On top of that, some inconsiderate buffoon scheduled the 1st NY Giants game for 4:25, which meant that more than likely, I was going to miss a chunk of the 4th quarter. Ah, no big deal, I anticipated that they would be losing by 20 points by the time I was ready to leave for the show.

After re-acclimating the cats, and woofing down a sausage pie, we showered and were getting ready to embark for the show, I decided to check in with my hometown team, and watched in amazement as they came back from a 13–0 deficit and were on the verge of tying the game when new coach Brian Dabol decided to go-for-two with a minute left in the game.
Ok. Maybe I will be watching the rest of this.
It’s 7 oclock now. I told Val that we would be leaving promptly at 7pm to make sure we got a parking spot near the Garden. There’s only 1:06 left in the game. How long can that take?
20 minutes later, I get into the car, happy that the Giants managed to eek out a win, but also trying to dodge the daggers that my wife is shooting at me with her eyes.
“Don’t worry, we’ll be fine.”
Five minutes later, I’m in a pure panic as the traffic on a rainy Sunday night is heavier than I wanted it to be — “Damm Giants.

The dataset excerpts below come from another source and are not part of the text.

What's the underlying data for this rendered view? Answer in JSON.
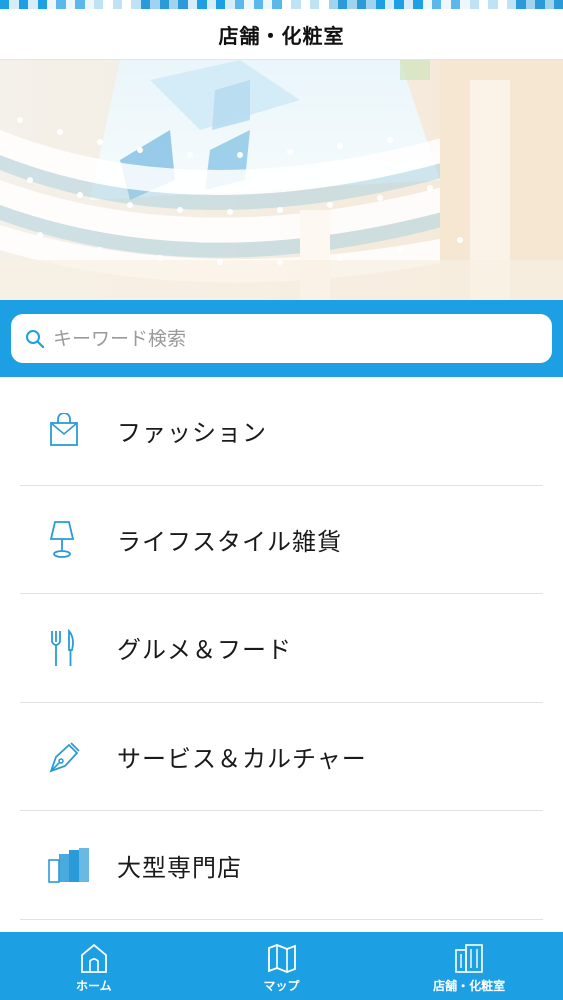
{
  "header": {
    "title": "店舗・化粧室"
  },
  "search": {
    "placeholder": "キーワード検索",
    "icon": "search-icon"
  },
  "categories": [
    {
      "label": "ファッション",
      "icon": "shopping-bag-icon"
    },
    {
      "label": "ライフスタイル雑貨",
      "icon": "lamp-icon"
    },
    {
      "label": "グルメ＆フード",
      "icon": "fork-knife-icon"
    },
    {
      "label": "サービス＆カルチャー",
      "icon": "pen-nib-icon"
    },
    {
      "label": "大型専門店",
      "icon": "building-icon"
    }
  ],
  "tabbar": {
    "tabs": [
      {
        "label": "ホーム",
        "icon": "home-icon"
      },
      {
        "label": "マップ",
        "icon": "map-icon"
      },
      {
        "label": "店舗・化粧室",
        "icon": "store-building-icon"
      }
    ]
  },
  "colors": {
    "accent": "#1c9fe3",
    "icon": "#2a9bd8"
  }
}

Why couldn’t they just lose like I expected!”

We get to the Garden by 8pm, and I manage to find a spot on 29th street, and after some jostling with the crowd, we make it to our seats by 8:20. The anxiety is relieved, we’re good to go.

One of the amazing things about being a Pearl Jam aficionado, is that no two shows are alike. The setlist is different every single night. Every show opener is different. I know of only one other band does that. When the crowd starts to fill up, I begin to engage the people in my section:
“Ok, what’s the opener going to be?”
I’m hit with a plethora of different choices:
Ledbetter
Quick Escape
Last Exit
I pick — Corduroy.
A dude two rows behind me picks “Release.”
I respond, “If they open with Release, I’ll be in tears.”
The people around me laugh. They think I’m joking.
I’m not.

For those that don’t know, Eddie Vedder didn’t know his father; the old man was estranged from the family, and Ed only met the man a few times, not knowing that he, and not the man married to his mother was his birth father. He found out after the old man had left this earth. He’s addressed it in multiple songs, but most eloquently in Release:
Oh dear dad
Can you see me now
I am myself
Like you somehow
I’ll wait up in the dark
For you to speak to me
I’ll open up
Release me
The song has a different meaning for me, but it resonates nonetheless.

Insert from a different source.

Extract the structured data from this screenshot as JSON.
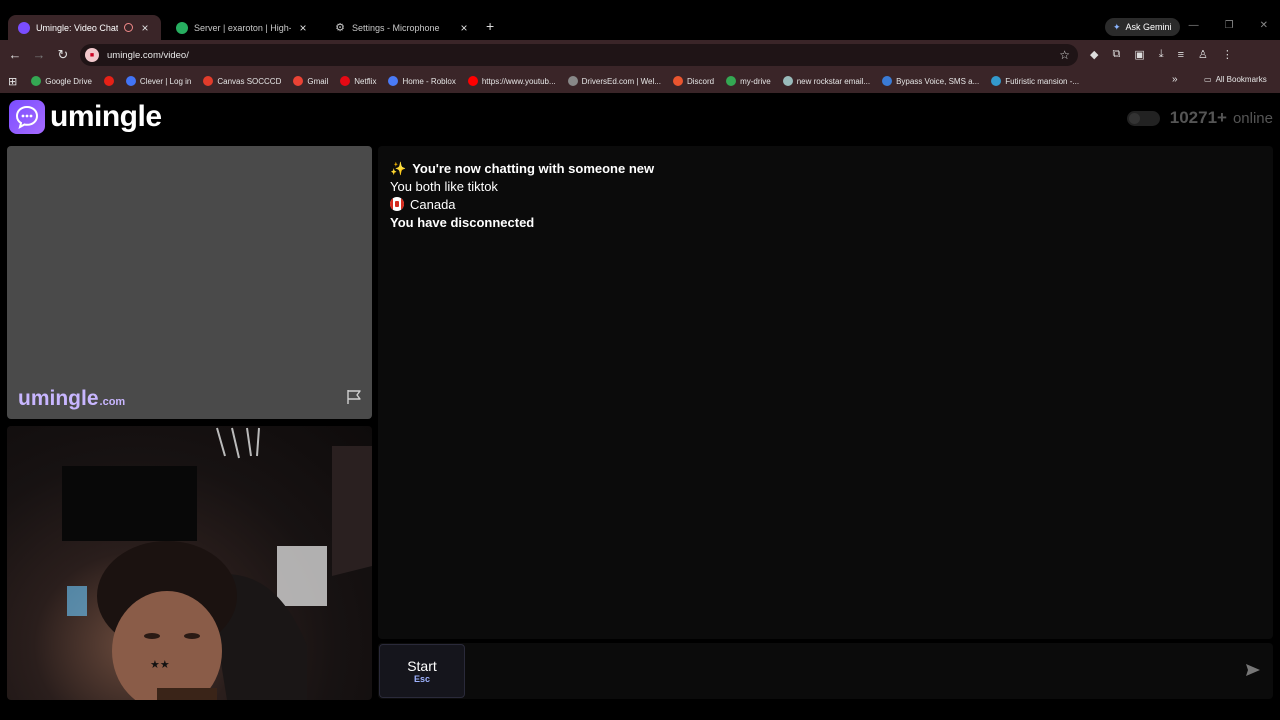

The show is supposed to start at 8:45 — It’s now 9pm. The crowd is getting restless with anticipation; the energy level rising with each passing minute. Stools are placed on the stage which means that the opening song isn’t going to be a rocker. I’m not going to win the pool.
At 9:05, the house lights dim, and the Garden explodes. As the band makes their way to their places, she grabs my hand and squeezes. It’s time. We’ve been waiting two years for this.

For those who know, the opening notes of Release are unmistakeable. As the crowd roars, a lump forms in my throat instantly, I turn and high-five the guy behind me who got it right. The show has begun, and it’s a transcendent moment. As the song moves along, I’m eight years old again, sitting in my childhood bedroom; crying, praying, hoping against hope that my own father will hear me and return to my side.
I’ll wait up in the dark
For you to speak to me
I’ll open up
Release me

I scream the last line at the top of my lungs, sending all that I have to the famous Garden roof. 18,000 other people do the same. My eyes are glistening with tears. I’m not in the least bit ashamed, this is what I paid for.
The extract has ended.